The first of these was the casting of Tianna Nori. She was terrific in this, as she not only sold the escalation of her insanity, but also the desperation as she slowly succumbed to it. I thought the scenes where she was pleading in vain to her husband (the also great Mark Matechuk) about wanting to leave were legitimately heartbreaking. Nori ended up taking home the Best Actress Award at BITS this year, and it was well deserved. The first movie I ever saw her in (Tricia Lee's Clean Break) played at this fest in 2013, so it's like things have come full circle.
|Tianna Nori as Joanna in The Sublet.|
I must admit that with some of these previous Black Fawn pictures, the dialogue was sub-par, but here I think there were some really powerful exchanges between the two main characters. Writers Ainslie & Alyson Richards were able to really mine common relationship issues and bring them up in those pivotal scenes.
I can't talk about The Sublet without mentioning the apartment itself, as it oozed with character. The rooms and hallways had substantial texture, with snags and grainy wood floors that seemed as much of a threat as anything else that was going on in there. What's more impressive was that it was built from scratch inside a warehouse.

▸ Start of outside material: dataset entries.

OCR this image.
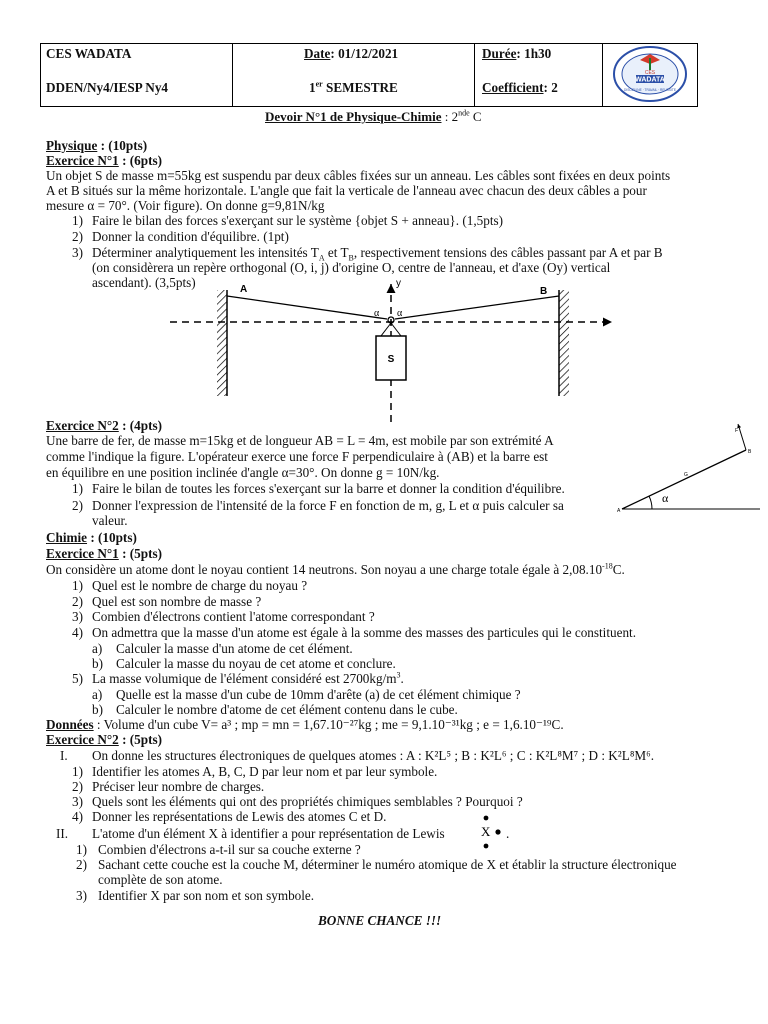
CES WADATA
DDEN/Ny4/IESP Ny4
Date: 01/12/2021
1er SEMESTRE
Durée: 1h30
Coefficient: 2
CES
WADATA
DISCIPLINE · TRAVAIL · REUSSITE
Devoir N°1 de Physique-Chimie : 2nde C
Physique : (10pts)
Exercice N°1 : (6pts)
Un objet S de masse m=55kg est suspendu par deux câbles fixées sur un anneau. Les câbles sont fixées en deux points
A et B situés sur la même horizontale. L'angle que fait la verticale de l'anneau avec chacun des deux câbles a pour
mesure α = 70°. (Voir figure). On donne g=9,81N/kg
1) Faire le bilan des forces s'exerçant sur le système {objet S + anneau}. (1,5pts)
2) Donner la condition d'équilibre. (1pt)
3) Déterminer analytiquement les intensités $T_A$ et $T_B$, respectivement tensions des câbles passant par A et par B
(on considèrera un repère orthogonal (O, i, j) d'origine O, centre de l'anneau, et d'axe (Oy) vertical
ascendant). (3,5pts)	A	B
y
α α
S
Exercice N°2 : (4pts)
Une barre de fer, de masse m=15kg et de longueur AB = L = 4m, est mobile par son extrémité A
comme l'indique la figure. L'opérateur exerce une force F perpendiculaire à (AB) et la barre est
en équilibre en une position inclinée d'angle α=30°. On donne g = 10N/kg.
1) Faire le bilan de toutes les forces s'exerçant sur la barre et donner la condition d'équilibre.
2) Donner l'expression de l'intensité de la force F en fonction de m, g, L et α puis calculer sa
valeur.
A
B
F
G
α
Chimie : (10pts)
Exercice N°1 : (5pts)
On considère un atome dont le noyau contient 14 neutrons. Son noyau a une charge totale égale à $2,08.10^{-18}C$.
1) Quel est le nombre de charge du noyau ?
2) Quel est son nombre de masse ?
3) Combien d'électrons contient l'atome correspondant ?
4) On admettra que la masse d'un atome est égale à la somme des masses des particules qui le constituent.
a) Calculer la masse d'un atome de cet élément.
b) Calculer la masse du noyau de cet atome et conclure.
5) La masse volumique de l'élément considéré est $2700kg/m^3$.
a) Quelle est la masse d'un cube de 10mm d'arête (a) de cet élément chimique ?
b) Calculer le nombre d'atome de cet élément contenu dans le cube.
Données : Volume d'un cube V= a³ ; mp = mn = 1,67.10⁻²⁷kg ; me = 9,1.10⁻³¹kg ; e = 1,6.10⁻¹⁹C.
Exercice N°2 : (5pts)
I. On donne les structures électroniques de quelques atomes : A : K²L⁵ ; B : K²L⁶ ; C : K²L⁸M⁷ ; D : K²L⁸M⁶.
1) Identifier les atomes A, B, C, D par leur nom et par leur symbole.
2) Préciser leur nombre de charges.
3) Quels sont les éléments qui ont des propriétés chimiques semblables ? Pourquoi ?
4) Donner les représentations de Lewis des atomes C et D.
II. L'atome d'un élément X à identifier a pour représentation de Lewis	X .
1) Combien d'électrons a-t-il sur sa couche externe ?
2) Sachant cette couche est la couche M, déterminer le numéro atomique de X et établir la structure électronique
complète de son atome.
3) Identifier X par son nom et son symbole.
BONNE CHANCE !!!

Never in a million years would I have guessed that it was not a real location. I can't fully describe how much it added to the proceedings.
Much like my comments regarding Let Her Out, I was really impressed with Shaun Hunter's special effects. His blood work was on point in this, with an especially cringe-worthy scene involving a razor blade.
The Sublet was a solid thriller. You may see where it's going, but how it gets there was really well put together. It also puts Tianna Nori one step closer to stardom because if she keeps putting in work like this, the sky's the limit.